AS Monaco (4. Juli 2023 bis 10. Oktober 2025)
In Frankreich arbeitete Hütter durchaus erfolgreich. Gleich in seiner ersten Saison holte er die Vizemeisterschaft hinter Schwergewicht Paris Saint-Germain. Dadurch qualifizierten sich die Monegassen für die Champions League und erreichten in der Spielzeit 2024/25 die Zwischenrunde – dort war jedoch gegen Benfica Lissabon Schluss. Trotzdem eroberte Monaco in der französischen Ligue 1 den dritten Tabellenplatz. Lediglich im Coupe de France blieb Hütter hinter den Erwartungen zurück und kam nie über das Achtelfinale hinaus.
Wenig überraschend verlängerte die AS Monaco im Januar 2025 den Kontrakt des Österreichers um weitere zwei Jahre. Deutlich kontroverser erschien deshalb die Entscheidung des Klubs, den Cheftrainer nach nur sieben Spieltagen der Saison 2025/26 freizustellen – besonders, weil die „Rot-Weißen“ zu diesem Zeitpunkt lediglich drei Punkte Rückstand auf Spitzenreiter PSG hatten. Zum Saisonende stand Monaco unter der Leitung von Sébastien Pocognoli nur noch auf Rang sieben, weshalb der 38-jährige Belgier den Verein mittlerweile ebenfalls verlassen musste. Hütter stand bei Monaco 93-mal an der Seitenlinie und erreichte einen Punkteschnitt von 1,77, womit der Österreicher dort durchschnittlich mehr Punkte eroberte als während seines ersten Engagements in Frankfurt. Durch die Entlassung im Oktober 2025 stand nun die Tür für eine Rückkehr zur Eintracht offen.






3 Kommentare
Interessant, danke.
Ok, was Monaco angeht: normalerweise entlasse ich doch keinen Trainer nach 7 Spieltagen mit nur 3 Punkten Rückstand auf den Tabellenführer, oder?
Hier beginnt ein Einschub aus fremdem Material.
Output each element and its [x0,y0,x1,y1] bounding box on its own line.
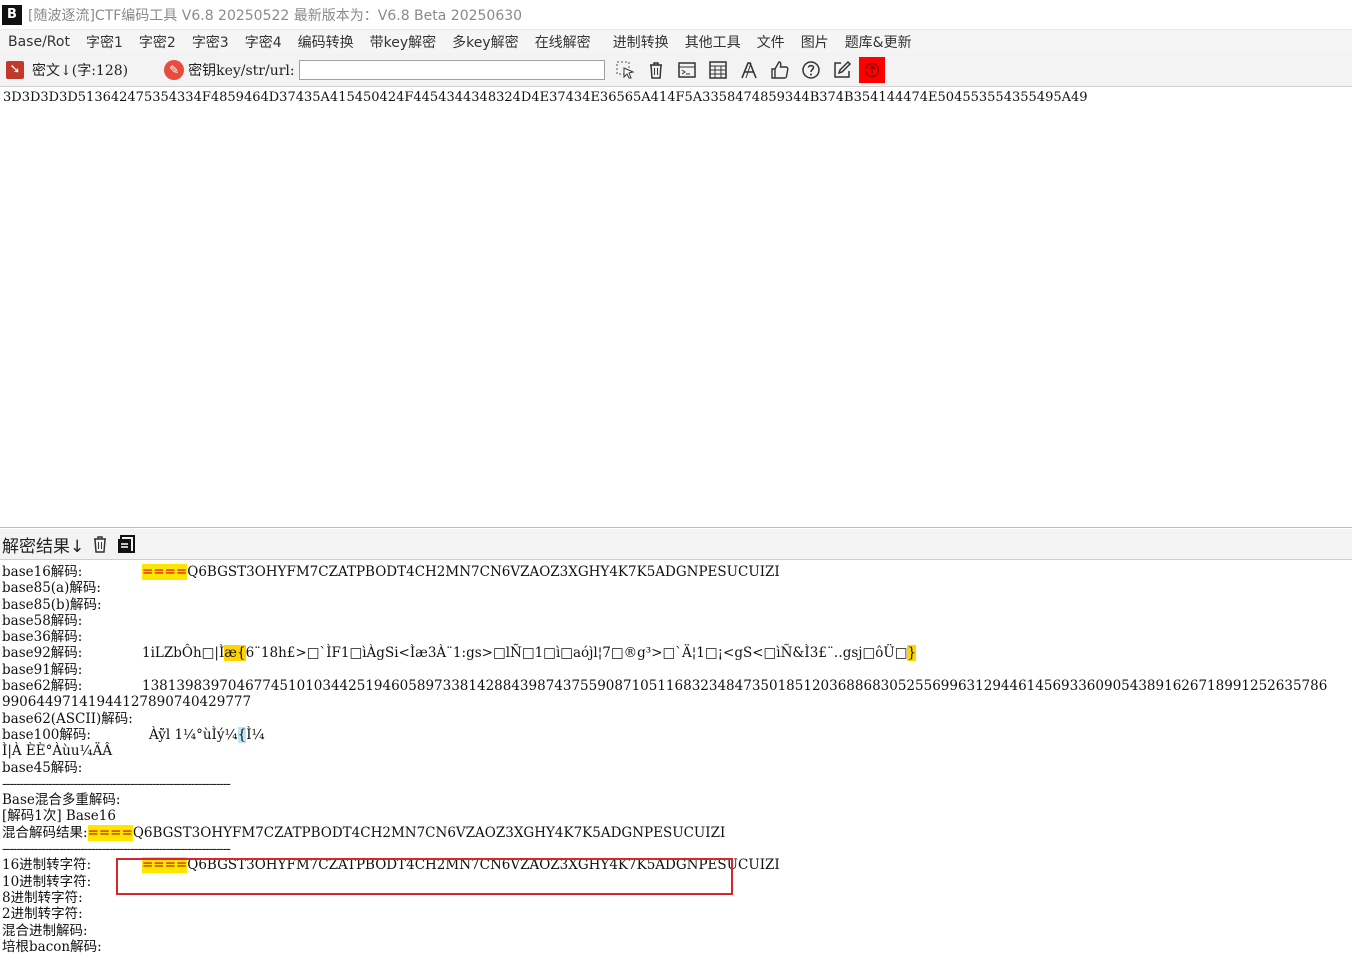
title-bar: B [随波逐流]CTF编码工具 V6.8 20250522 最新版本为：V6.8… [0,0,1352,29]
base100-value: Àÿ̀l 1¼°ùÌý¼{Ì¼ [149,726,265,743]
base58-label: base58解码: [2,612,83,629]
key-input[interactable] [298,59,605,80]
base16-label: base16解码: [2,564,83,580]
menu-file[interactable]: 文件 [749,32,793,52]
base62ascii-label: base62(ASCII)解码: [2,710,133,727]
menu-questions-update[interactable]: 题库&更新 [837,32,920,52]
base100-value-cont: Ì|À ÈÈ°Àùu¼ÄÂ [2,743,113,760]
base85a-label: base85(a)解码: [2,580,101,597]
help-icon[interactable] [800,59,822,81]
mixed-decode-row: 混合解码结果:====Q6BGST3OHYFM7CZATPBODT4CH2MN7… [2,824,1352,841]
result-row-base100: base100解码: Àÿ̀l 1¼°ùÌý¼{Ì¼ [2,726,1352,743]
base45-label: base45解码: [2,759,83,776]
hex-label: 16进制转字符: [2,857,92,874]
menu-radix-convert[interactable]: 进制转换 [605,32,677,52]
app-logo-icon: B [2,4,22,25]
cipher-textarea[interactable]: 3D3D3D3D513642475354334F4859464D37435A41… [0,87,1352,528]
dec-label: 10进制转字符: [2,873,92,890]
base16-value-text: Q6BGST3OHYFM7CZATPBODT4CH2MN7CN6VZAOZ3XG… [187,564,780,580]
base100-highlight: { [237,726,247,743]
base85b-label: base85(b)解码: [2,596,102,613]
result-row-base16: base16解码: ====Q6BGST3OHYFM7CZATPBODT4CH2… [2,564,1352,580]
menu-other-tools[interactable]: 其他工具 [677,32,749,52]
base100-label: base100解码: [2,726,91,743]
result-row-base85b: base85(b)解码: [2,597,1352,613]
bin-label: 2进制转字符: [2,906,83,923]
base91-label: base91解码: [2,661,83,678]
menu-image[interactable]: 图片 [793,32,837,52]
bin-row: 2进制转字符: [2,906,1352,922]
window-title: [随波逐流]CTF编码工具 V6.8 20250522 最新版本为：V6.8 B… [28,7,523,24]
bacon-label: 培根bacon解码: [2,938,102,955]
eraser-icon[interactable]: ✎ [164,59,185,80]
bacon-row: 培根bacon解码: [2,939,1352,955]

Bis auf die Delle in Gladbach ist das eine stringent nach oben führende Trainerkarriere mit durchaus beachtlichen Erfolg. Das war mir gar nicht so bewusst.
Allerdings hatte er in den nationalen Pokalwettbewerben oft keine Fortune, das muss hier besser werden.
Der DFB-Pokal ist ein faszinierender Wettbewerb, dort weit zu kommen, ist super-gut fürs Image und mittlerweile bringt das ja auch ordentlich Geld.
Also Addi: Auftrag ist klar: Hol den Cup!